A cooperation with the German Aerospace Center
"Earth observations include measurements and monitoring of the Earth under water, on the land surface and beneath, air and water quality, of atmospheric conditions, and measures of the health of humans, plants and animals" (GEOSS).
Among all measuring techniques, satellite remote sensing (RS) enables us to recover contact-free large-scale information about the physical properties of the Earth system from space. The importance of remote sensing can be reflected by the "Global Earth Observation System of Systems (GEOSS)" initiative in which more than 70 countries are involved and the "Copernicus" (former GMSE) program which is the second biggest European space program. A next generation of Earth observation (EO) missions is coming up. The most challenging ones are the radar missions (e.g. Sentinel-1 from ESA and TerraSAR-HD and Tandem-L from DLR) and hyperspectral missions (e.g. the German EnMap and NASA's HyspIRI satellite). Their novel features are extremely high spatial resolution, high spectral resolution or very high mapping capability and temporal sampling. These missions also employ new imaging modes. In order to best exploit this type of precious spaceborne - but also modern airborne - research infrastructure for a broad range of scientific or commercial applications, investigations on novel and sophisticated algorithms are important.

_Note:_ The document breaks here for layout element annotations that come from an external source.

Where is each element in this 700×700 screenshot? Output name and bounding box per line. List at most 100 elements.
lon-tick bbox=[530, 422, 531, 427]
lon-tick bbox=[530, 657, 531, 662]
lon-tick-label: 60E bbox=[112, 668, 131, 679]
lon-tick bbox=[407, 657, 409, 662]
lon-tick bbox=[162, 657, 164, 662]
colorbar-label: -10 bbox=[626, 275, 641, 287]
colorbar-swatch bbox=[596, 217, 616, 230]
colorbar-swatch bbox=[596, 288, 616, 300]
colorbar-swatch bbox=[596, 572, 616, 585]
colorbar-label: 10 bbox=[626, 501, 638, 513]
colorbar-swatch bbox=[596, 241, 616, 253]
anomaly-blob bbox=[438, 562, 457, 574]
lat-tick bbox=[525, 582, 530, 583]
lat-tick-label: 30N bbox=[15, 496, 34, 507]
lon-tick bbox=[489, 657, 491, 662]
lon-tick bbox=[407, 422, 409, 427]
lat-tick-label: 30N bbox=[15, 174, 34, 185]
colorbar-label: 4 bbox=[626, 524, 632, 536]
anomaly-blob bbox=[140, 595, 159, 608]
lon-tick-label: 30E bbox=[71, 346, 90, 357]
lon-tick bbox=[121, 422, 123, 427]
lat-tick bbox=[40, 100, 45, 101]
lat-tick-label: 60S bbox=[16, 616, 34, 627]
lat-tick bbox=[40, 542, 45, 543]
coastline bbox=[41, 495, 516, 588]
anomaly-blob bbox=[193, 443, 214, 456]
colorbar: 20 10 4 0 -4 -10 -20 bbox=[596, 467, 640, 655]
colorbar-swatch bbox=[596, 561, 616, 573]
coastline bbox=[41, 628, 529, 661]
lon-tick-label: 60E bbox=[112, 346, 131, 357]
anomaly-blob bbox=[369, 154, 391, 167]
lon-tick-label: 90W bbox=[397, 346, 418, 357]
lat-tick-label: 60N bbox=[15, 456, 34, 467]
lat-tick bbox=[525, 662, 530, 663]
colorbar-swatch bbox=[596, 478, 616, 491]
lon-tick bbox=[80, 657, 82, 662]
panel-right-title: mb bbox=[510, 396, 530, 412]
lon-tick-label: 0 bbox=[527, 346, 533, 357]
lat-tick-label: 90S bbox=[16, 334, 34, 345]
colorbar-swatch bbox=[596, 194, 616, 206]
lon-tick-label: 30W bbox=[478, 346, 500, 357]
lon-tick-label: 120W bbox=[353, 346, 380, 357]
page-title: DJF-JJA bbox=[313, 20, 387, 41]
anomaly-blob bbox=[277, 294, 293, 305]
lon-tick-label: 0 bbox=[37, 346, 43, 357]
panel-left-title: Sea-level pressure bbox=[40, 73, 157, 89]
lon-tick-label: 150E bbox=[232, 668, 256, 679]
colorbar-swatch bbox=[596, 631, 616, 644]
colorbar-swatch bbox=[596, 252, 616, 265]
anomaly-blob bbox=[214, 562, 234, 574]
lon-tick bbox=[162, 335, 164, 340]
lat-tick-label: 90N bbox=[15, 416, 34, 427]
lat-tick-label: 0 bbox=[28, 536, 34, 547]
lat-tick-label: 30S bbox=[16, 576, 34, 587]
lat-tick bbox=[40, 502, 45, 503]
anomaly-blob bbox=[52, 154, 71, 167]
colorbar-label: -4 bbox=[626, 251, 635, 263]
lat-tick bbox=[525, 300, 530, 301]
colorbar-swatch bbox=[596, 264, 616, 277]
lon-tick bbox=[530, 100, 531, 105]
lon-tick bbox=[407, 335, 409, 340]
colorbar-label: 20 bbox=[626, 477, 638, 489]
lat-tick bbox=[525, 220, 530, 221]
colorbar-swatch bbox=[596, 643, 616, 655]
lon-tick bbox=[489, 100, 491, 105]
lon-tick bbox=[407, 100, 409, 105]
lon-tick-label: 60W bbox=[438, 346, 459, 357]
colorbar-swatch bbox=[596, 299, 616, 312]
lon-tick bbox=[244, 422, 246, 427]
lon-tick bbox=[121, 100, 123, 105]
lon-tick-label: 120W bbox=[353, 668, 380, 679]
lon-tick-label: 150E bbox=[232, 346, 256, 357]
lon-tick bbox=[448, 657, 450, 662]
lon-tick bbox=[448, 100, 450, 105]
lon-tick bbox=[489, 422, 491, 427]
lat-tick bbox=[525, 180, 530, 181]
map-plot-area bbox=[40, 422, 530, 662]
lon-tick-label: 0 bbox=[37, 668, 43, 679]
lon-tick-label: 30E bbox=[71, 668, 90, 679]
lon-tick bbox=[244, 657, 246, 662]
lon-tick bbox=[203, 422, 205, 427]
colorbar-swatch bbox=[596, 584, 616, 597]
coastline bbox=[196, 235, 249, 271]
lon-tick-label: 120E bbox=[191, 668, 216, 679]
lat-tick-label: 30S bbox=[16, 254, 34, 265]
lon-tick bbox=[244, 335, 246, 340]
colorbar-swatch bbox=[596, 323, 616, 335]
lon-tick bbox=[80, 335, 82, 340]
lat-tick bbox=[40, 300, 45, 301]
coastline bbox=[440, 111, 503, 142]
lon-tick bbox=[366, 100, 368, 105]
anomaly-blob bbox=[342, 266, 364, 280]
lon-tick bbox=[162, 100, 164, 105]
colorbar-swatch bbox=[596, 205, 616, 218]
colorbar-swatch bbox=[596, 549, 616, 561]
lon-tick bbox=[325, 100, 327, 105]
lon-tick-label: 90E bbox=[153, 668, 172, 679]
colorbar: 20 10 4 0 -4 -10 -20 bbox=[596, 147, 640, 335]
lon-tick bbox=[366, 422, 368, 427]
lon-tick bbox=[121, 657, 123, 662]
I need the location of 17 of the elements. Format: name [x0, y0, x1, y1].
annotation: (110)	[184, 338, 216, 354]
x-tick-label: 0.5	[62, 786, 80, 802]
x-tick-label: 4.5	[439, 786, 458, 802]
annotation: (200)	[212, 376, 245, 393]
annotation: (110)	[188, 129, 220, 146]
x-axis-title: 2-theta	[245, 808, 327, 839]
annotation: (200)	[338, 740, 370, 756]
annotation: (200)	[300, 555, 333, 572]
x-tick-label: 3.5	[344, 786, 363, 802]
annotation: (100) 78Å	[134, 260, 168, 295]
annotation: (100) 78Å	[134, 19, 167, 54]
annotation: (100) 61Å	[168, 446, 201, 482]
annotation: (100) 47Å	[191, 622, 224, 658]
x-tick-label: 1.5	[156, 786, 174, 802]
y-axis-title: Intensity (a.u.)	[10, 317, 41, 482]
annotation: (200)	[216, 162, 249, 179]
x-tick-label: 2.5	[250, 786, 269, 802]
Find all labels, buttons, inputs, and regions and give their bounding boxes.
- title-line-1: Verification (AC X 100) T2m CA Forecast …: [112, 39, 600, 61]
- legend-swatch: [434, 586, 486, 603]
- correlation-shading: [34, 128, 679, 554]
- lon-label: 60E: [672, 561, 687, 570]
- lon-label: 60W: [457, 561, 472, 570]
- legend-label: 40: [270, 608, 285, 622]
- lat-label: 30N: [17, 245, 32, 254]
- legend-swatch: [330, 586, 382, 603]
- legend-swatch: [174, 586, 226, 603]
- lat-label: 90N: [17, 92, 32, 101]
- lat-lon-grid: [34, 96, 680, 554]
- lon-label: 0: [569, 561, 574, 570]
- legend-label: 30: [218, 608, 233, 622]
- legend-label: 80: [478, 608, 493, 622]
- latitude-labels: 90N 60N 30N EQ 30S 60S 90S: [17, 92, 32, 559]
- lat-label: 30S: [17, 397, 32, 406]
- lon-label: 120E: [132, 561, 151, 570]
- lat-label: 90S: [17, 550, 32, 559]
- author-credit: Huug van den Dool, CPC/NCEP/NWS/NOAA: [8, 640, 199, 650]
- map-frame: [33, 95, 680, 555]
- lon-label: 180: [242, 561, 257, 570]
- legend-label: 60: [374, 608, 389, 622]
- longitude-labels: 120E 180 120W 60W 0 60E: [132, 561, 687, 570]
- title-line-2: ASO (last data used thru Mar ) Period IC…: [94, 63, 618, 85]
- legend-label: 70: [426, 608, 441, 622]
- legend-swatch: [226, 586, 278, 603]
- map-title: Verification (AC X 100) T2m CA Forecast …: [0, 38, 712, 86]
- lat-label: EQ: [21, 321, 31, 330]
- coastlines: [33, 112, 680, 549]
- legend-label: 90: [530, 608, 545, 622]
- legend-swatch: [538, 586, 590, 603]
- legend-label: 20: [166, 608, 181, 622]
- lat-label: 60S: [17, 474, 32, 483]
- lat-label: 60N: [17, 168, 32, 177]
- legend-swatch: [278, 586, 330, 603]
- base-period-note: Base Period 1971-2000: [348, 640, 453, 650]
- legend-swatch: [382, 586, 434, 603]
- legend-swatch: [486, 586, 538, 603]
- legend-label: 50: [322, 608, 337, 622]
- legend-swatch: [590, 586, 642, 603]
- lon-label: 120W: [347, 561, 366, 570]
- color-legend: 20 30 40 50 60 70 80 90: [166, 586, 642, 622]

The Research Group Signal Processing in Earth Observation "SiPEO" develops explorative algorithms to improve information retrieval from remote sensing data, in particular those from current and the next generation of Earth observation missions. Currently, the team is working on the following main areas: 1) sparse Earth observation; 2) non-local filtering concept; 3) robust estimation. The improved retrieval of geo-information from EO data can be used to better support cartographic applications, resource management, civil security, disaster management, planning and decision making.
Global urbanization has lead to new challenges for urban planners aiming to reduce poverty and ensure sustainability. To overcome these challenges, we need sufficient data on a global scale.
We develop signal processing and machine learning algorithms to fuse Peta bytes of remote sensing data from different satellite missions with massive image data and text files from social networks.